Pare acclarato che Triglietta, durante la latitanza, si sia avvalso della copertura e dell'aiuto concreto di una vasta rete di fiancheggiatori (per ottenere cibo, soldi e rifugi) e addirittura dell'ausilio di un infermiere per le cure alla ferita rimediata durante la fuga. Ma anche armi, visto che Perrone fu trovato in possesso di un Kalasnikov proveniente presumibilmente dagli ambienti criminali della Scu. Inoltre, c'era il rischio che con il passare del tempo, l'evaso potesse diventare una sorta di mito. Trepuzzi si stava trasformando in una sorta di "genius luci" del "bandito campione". È lunga la lista di criminali, basti pensare a Salvatore Giuliano o Lucky Luciano e oltreoceano, a Billy The Kid e Ned Kelly, che in virtù delle proprie gesta sprezzanti del pericolo, hanno goduto di una sorta di deificazione nell'immaginario collettivo di intere comunità, grazie al filtro mediatico, letterario e cinematografico.
  
Purtroppo, non sarà dunque facile risalire alla fitta rete di fiancheggiatori che hanno aiutato Perrone durante la latitanza.
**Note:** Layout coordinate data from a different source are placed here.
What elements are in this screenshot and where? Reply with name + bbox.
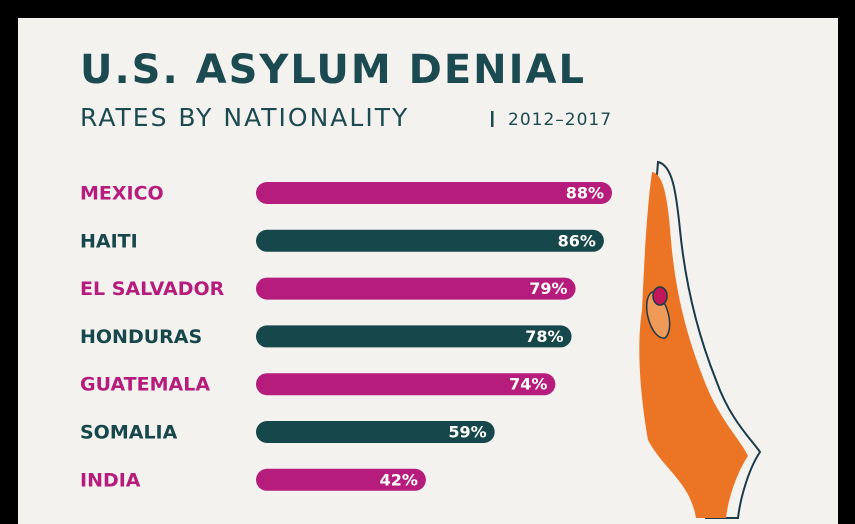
value-label: 78%	[525, 327, 563, 346]
value-label: 42%	[380, 470, 418, 489]
bar	[256, 421, 495, 443]
category-label: EL SALVADOR	[80, 278, 225, 300]
category-label: HONDURAS	[80, 326, 202, 348]
bar	[256, 325, 572, 348]
value-label: 59%	[448, 423, 486, 442]
category-label: MEXICO	[80, 183, 164, 205]
value-label: 86%	[558, 231, 596, 250]
bar	[256, 229, 604, 252]
category-label: INDIA	[80, 469, 141, 491]
bar	[256, 277, 576, 300]
bar	[256, 468, 426, 491]
category-label: HAITI	[80, 230, 138, 252]
value-label: 88%	[566, 184, 604, 203]
separator	[491, 111, 494, 127]
value-label: 79%	[529, 279, 567, 298]
chart-period: 2012–2017	[508, 110, 612, 130]
hand-illustration	[639, 160, 762, 519]
category-label: SOMALIA	[80, 422, 178, 444]
value-label: 74%	[509, 375, 547, 394]
chart-subtitle: RATES BY NATIONALITY	[80, 103, 409, 132]
bar	[256, 182, 612, 204]
chart-title: U.S. ASYLUM DENIAL	[80, 47, 586, 93]
category-label: GUATEMALA	[80, 374, 210, 396]
bar	[256, 373, 556, 396]
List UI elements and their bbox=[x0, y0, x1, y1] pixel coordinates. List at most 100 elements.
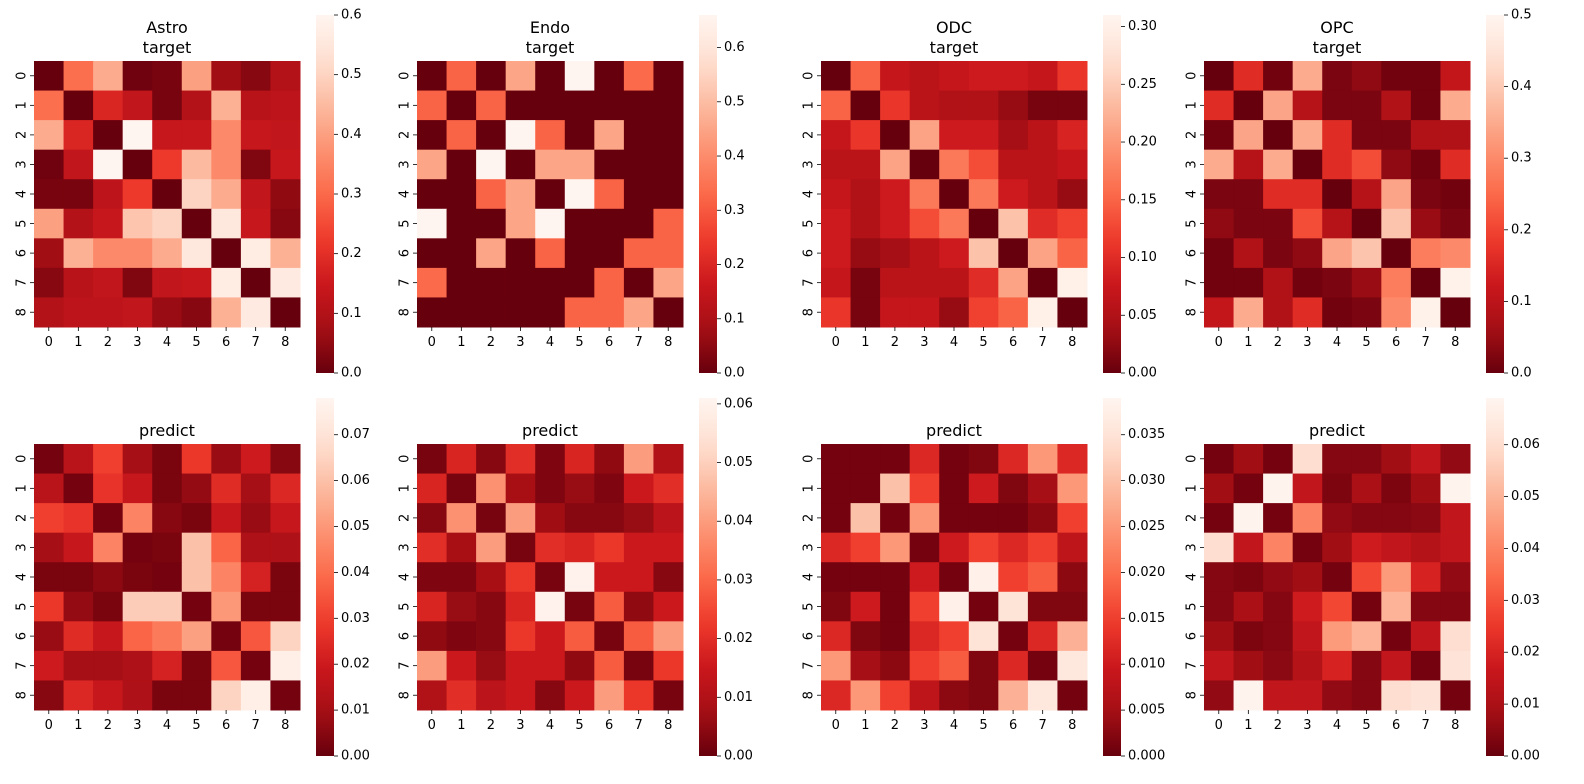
heatmap-cell bbox=[240, 650, 271, 681]
x-tick-label: 4 bbox=[1333, 718, 1341, 733]
heatmap-cell bbox=[181, 208, 212, 239]
colorbar-tick-label: 0.0 bbox=[1511, 366, 1532, 381]
heatmap-cell bbox=[850, 562, 881, 593]
heatmap-cell bbox=[821, 532, 852, 563]
x-tick-label: 5 bbox=[979, 335, 987, 350]
y-tick-label: 7 bbox=[15, 279, 30, 287]
heatmap-cell bbox=[63, 61, 94, 92]
heatmap-cell bbox=[63, 473, 94, 504]
heatmap-cell bbox=[653, 208, 684, 239]
x-tick-label: 5 bbox=[979, 718, 987, 733]
heatmap-cell bbox=[446, 238, 477, 269]
heatmap-cell bbox=[1027, 650, 1058, 681]
heatmap-cell bbox=[270, 208, 301, 239]
x-tick-label: 0 bbox=[428, 335, 436, 350]
heatmap-cell bbox=[594, 503, 625, 534]
heatmap-cell bbox=[476, 208, 507, 239]
colorbar-tick-label: 0.03 bbox=[341, 611, 370, 626]
x-tick-label: 2 bbox=[104, 335, 112, 350]
heatmap-cell bbox=[505, 562, 536, 593]
heatmap-cell bbox=[181, 532, 212, 563]
heatmap-cell bbox=[535, 120, 566, 151]
heatmap-cell bbox=[417, 621, 448, 652]
heatmap-cell bbox=[880, 650, 911, 681]
panel-title: ODC bbox=[936, 18, 972, 37]
heatmap-cell bbox=[1292, 444, 1323, 475]
heatmap-cell bbox=[564, 650, 595, 681]
heatmap-cell bbox=[1381, 238, 1412, 269]
heatmap-cell bbox=[1057, 503, 1088, 534]
x-tick-label: 4 bbox=[546, 335, 554, 350]
x-tick-label: 1 bbox=[861, 718, 869, 733]
heatmap-cell bbox=[939, 208, 970, 239]
heatmap-cell bbox=[880, 680, 911, 711]
panel-title: target bbox=[1313, 38, 1362, 57]
y-tick-label: 8 bbox=[802, 308, 817, 316]
x-tick-label: 0 bbox=[832, 718, 840, 733]
heatmap-cell bbox=[535, 297, 566, 328]
heatmap-cell bbox=[211, 267, 242, 298]
colorbar-tick-label: 0.01 bbox=[724, 690, 753, 705]
heatmap-cell bbox=[1351, 503, 1382, 534]
heatmap-cell bbox=[880, 61, 911, 92]
x-tick-label: 5 bbox=[575, 335, 583, 350]
heatmap-cell bbox=[821, 621, 852, 652]
heatmap-cell bbox=[594, 532, 625, 563]
x-tick-label: 5 bbox=[575, 718, 583, 733]
heatmap-cell bbox=[211, 297, 242, 328]
heatmap-cell bbox=[63, 680, 94, 711]
y-tick-label: 6 bbox=[398, 249, 413, 257]
heatmap-cell bbox=[417, 532, 448, 563]
heatmap-cell bbox=[446, 297, 477, 328]
heatmap-cell bbox=[653, 503, 684, 534]
heatmap-cell bbox=[1263, 267, 1294, 298]
heatmap-cell bbox=[93, 562, 124, 593]
heatmap-cell bbox=[34, 90, 65, 121]
x-tick-label: 6 bbox=[1392, 718, 1400, 733]
heatmap-cell bbox=[34, 149, 65, 180]
heatmap-cell bbox=[34, 61, 65, 92]
y-tick-label: 7 bbox=[802, 279, 817, 287]
heatmap-cell bbox=[505, 238, 536, 269]
heatmap-cell bbox=[446, 650, 477, 681]
heatmap-cell bbox=[1440, 149, 1471, 180]
heatmap-cell bbox=[1233, 179, 1264, 210]
heatmap-cell bbox=[968, 267, 999, 298]
heatmap-cell bbox=[476, 267, 507, 298]
heatmap-cell bbox=[1440, 238, 1471, 269]
heatmap-cell bbox=[1292, 503, 1323, 534]
heatmap-cell bbox=[270, 591, 301, 622]
heatmap-cell bbox=[594, 208, 625, 239]
colorbar-tick-label: 0.00 bbox=[1128, 366, 1157, 381]
heatmap-cell bbox=[850, 208, 881, 239]
x-tick-label: 2 bbox=[487, 718, 495, 733]
colorbar-tick-label: 0.035 bbox=[1128, 427, 1165, 442]
heatmap-cell bbox=[1204, 297, 1235, 328]
heatmap-cell bbox=[505, 591, 536, 622]
heatmap-cell bbox=[850, 650, 881, 681]
heatmap-cell bbox=[240, 503, 271, 534]
x-tick-label: 7 bbox=[635, 335, 643, 350]
heatmap-cell bbox=[1440, 267, 1471, 298]
heatmap-cell bbox=[476, 120, 507, 151]
heatmap-cell bbox=[93, 61, 124, 92]
heatmap-cell bbox=[909, 650, 940, 681]
heatmap-cell bbox=[623, 238, 654, 269]
x-tick-label: 6 bbox=[1009, 718, 1017, 733]
x-tick-label: 8 bbox=[1451, 718, 1459, 733]
heatmap-cell bbox=[152, 473, 183, 504]
heatmap-cell bbox=[1057, 680, 1088, 711]
y-tick-label: 2 bbox=[802, 514, 817, 522]
heatmap-cell bbox=[535, 267, 566, 298]
heatmap-cell bbox=[998, 503, 1029, 534]
heatmap-cell bbox=[152, 238, 183, 269]
y-tick-label: 3 bbox=[398, 543, 413, 551]
heatmap-cell bbox=[1440, 621, 1471, 652]
heatmap-cell bbox=[535, 562, 566, 593]
heatmap-cell bbox=[939, 149, 970, 180]
colorbar-tick-label: 0.20 bbox=[1128, 135, 1157, 150]
heatmap-cell bbox=[1233, 562, 1264, 593]
heatmap-cell bbox=[1292, 90, 1323, 121]
heatmap-cell bbox=[505, 650, 536, 681]
x-tick-label: 3 bbox=[1303, 335, 1311, 350]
Anche perché nei mesi scorsi sono stati depositati dai Ris, i risultati delle analisi di laboratori sulle tracce di Dna ritrovate sulla Toyota Yaris utilizzata da Perrone per fuggire dall'ospedale. I militari non son però riusciti ad isolare alcun profilo genetico certo, per risalire ai presunti complici.